Hope whispers these sweet lies to my subconcious, abedded by another cruel maiden - Nature - who apparently thinks its funny to allow my period to come late. Even a one day lag is like another crack fix to an infertile person. All the rationalizing and logical thinking in the world is no match for its power. I just go along with it, aiding in my own demise like an addict who is his own worst enemy.

In true fashion, Hope had her fun and has fled the scene now that reality has set in and its time for the hard part. I finally took the mystical pregnancy test this morning - the little stick that has so much power over my future. Randy and I thought it would be better to take it, now that its officially been more than 14 days (the two week wait, or 2ww as its known online), than just letting Hope build as more time went by without any sign from Aunt Flo - since my fertility drugs have been known to cause late periods. And once again, I failed the test. Rather than the response of indifference I was naively hoping for when we started the process, crushing despair has set in, inviting a whole new host of thoughts:

My life has turned into nothing more than a series of bad news. I'll never catch a break. What is the point in trying anymore?

Now I'm just fat and rundown with nothing to show for it. If I was fat and rundown with a child it would be excusable but now its just pathetic. I have the side effects of being a parent without any of the benefits.
I hope I don't run into anyone I know from my past. The last thing I need is to see an old peer looking great with her adorable children in tow. What will I say? Well...I have a husband so I'm not a total looser? Looks like we've both been busy.....you have the family you always wanted and I have a part time job that is beneath my educational level and a BMI that is above anything remotely respectable for my age?
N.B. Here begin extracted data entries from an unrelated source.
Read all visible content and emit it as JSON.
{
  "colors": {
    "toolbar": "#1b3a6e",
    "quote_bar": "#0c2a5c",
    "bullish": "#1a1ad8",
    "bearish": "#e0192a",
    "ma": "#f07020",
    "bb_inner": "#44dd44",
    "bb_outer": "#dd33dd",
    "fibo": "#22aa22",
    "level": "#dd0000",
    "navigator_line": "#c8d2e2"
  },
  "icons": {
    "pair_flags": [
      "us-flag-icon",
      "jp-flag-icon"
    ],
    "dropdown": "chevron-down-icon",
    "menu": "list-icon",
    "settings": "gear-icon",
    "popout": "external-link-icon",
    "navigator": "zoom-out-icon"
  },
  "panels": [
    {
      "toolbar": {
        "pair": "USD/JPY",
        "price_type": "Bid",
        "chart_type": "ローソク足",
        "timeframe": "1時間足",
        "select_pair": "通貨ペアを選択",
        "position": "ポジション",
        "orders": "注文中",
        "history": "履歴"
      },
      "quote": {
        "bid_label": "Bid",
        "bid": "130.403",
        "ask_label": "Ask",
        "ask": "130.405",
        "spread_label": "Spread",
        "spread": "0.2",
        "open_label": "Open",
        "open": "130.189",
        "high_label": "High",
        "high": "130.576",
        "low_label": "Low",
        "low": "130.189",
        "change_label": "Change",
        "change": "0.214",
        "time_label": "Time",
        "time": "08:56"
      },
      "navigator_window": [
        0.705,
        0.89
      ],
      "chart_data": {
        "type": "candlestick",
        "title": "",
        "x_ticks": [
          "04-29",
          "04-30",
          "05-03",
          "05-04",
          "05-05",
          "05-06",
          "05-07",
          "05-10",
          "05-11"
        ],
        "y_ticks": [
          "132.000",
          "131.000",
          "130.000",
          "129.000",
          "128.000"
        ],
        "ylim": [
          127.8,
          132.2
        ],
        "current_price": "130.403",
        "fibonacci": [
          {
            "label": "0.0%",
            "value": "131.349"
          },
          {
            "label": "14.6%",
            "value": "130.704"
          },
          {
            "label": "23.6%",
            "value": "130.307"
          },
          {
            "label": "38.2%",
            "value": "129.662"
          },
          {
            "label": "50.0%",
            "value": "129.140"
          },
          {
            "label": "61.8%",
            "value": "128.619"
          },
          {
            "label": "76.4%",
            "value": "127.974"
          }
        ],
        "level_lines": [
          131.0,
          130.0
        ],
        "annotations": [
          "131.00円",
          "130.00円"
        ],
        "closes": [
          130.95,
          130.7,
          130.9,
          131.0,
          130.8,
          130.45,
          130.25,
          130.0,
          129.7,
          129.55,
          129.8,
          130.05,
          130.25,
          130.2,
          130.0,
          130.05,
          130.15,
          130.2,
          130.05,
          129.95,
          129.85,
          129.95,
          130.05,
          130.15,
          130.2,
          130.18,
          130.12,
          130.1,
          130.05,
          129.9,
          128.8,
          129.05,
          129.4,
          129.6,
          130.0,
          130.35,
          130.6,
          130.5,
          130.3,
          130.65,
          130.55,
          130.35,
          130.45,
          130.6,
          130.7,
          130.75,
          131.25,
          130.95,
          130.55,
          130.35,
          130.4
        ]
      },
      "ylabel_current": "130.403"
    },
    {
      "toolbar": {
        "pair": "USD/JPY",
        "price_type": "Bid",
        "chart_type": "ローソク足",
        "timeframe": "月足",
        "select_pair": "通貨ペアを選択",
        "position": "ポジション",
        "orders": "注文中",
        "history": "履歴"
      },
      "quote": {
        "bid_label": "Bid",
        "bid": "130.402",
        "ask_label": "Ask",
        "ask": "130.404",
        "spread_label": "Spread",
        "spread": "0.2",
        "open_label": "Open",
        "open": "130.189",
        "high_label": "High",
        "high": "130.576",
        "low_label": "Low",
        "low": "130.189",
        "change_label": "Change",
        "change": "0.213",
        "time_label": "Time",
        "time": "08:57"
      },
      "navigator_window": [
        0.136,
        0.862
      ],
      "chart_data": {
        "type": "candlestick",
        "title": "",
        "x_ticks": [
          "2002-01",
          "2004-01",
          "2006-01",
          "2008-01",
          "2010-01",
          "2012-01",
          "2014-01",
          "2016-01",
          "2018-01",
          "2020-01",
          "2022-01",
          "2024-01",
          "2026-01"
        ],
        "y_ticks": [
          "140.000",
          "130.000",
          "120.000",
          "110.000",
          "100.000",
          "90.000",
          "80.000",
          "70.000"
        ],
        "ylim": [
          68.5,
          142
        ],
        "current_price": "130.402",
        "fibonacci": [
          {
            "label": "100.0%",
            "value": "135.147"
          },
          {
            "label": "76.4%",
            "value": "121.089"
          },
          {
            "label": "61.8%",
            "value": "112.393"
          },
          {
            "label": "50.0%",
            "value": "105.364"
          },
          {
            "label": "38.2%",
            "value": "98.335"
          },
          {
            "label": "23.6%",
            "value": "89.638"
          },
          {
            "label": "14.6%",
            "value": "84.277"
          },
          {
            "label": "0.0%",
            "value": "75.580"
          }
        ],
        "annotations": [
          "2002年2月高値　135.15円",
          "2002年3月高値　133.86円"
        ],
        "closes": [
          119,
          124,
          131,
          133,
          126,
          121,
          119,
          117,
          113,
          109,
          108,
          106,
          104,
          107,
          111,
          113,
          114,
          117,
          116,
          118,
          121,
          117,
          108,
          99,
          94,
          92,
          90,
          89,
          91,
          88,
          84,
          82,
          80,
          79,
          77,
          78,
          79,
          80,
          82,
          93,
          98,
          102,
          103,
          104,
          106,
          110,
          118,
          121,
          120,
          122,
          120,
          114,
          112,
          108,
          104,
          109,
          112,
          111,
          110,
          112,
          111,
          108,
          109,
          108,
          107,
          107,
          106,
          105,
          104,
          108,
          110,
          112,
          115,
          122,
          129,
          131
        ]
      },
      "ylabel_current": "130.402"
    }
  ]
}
Why did I let the doctor talk us into this? He doesn't know if my tubes are even open enough to release an egg. He just wants my money in exchange for the dream of a baby. Money I should be using to adopt a real baby.

What really gets me about all of this is that I had moved on when I though there was no chance of getting pregnant short of IVF. For those beautiful two weeks I gave up the fertility nightmare and felt real hope coursing through my veins. The genuine hope that stays through good times and bad, the kind that doesn't build you up only to watch you fall that much further. The hope that life after the fertility battle does exist, the hope that life can be more than a series of dissappointing and expensive obsessions, the hope that I could be a parent through adoption. Now, back in limbo, I pine for this hope and the freedom it brings. But as long as we are committed to this course of IUI I remain a entangled in my broken relationship with Hope, my old flame, my old enemy.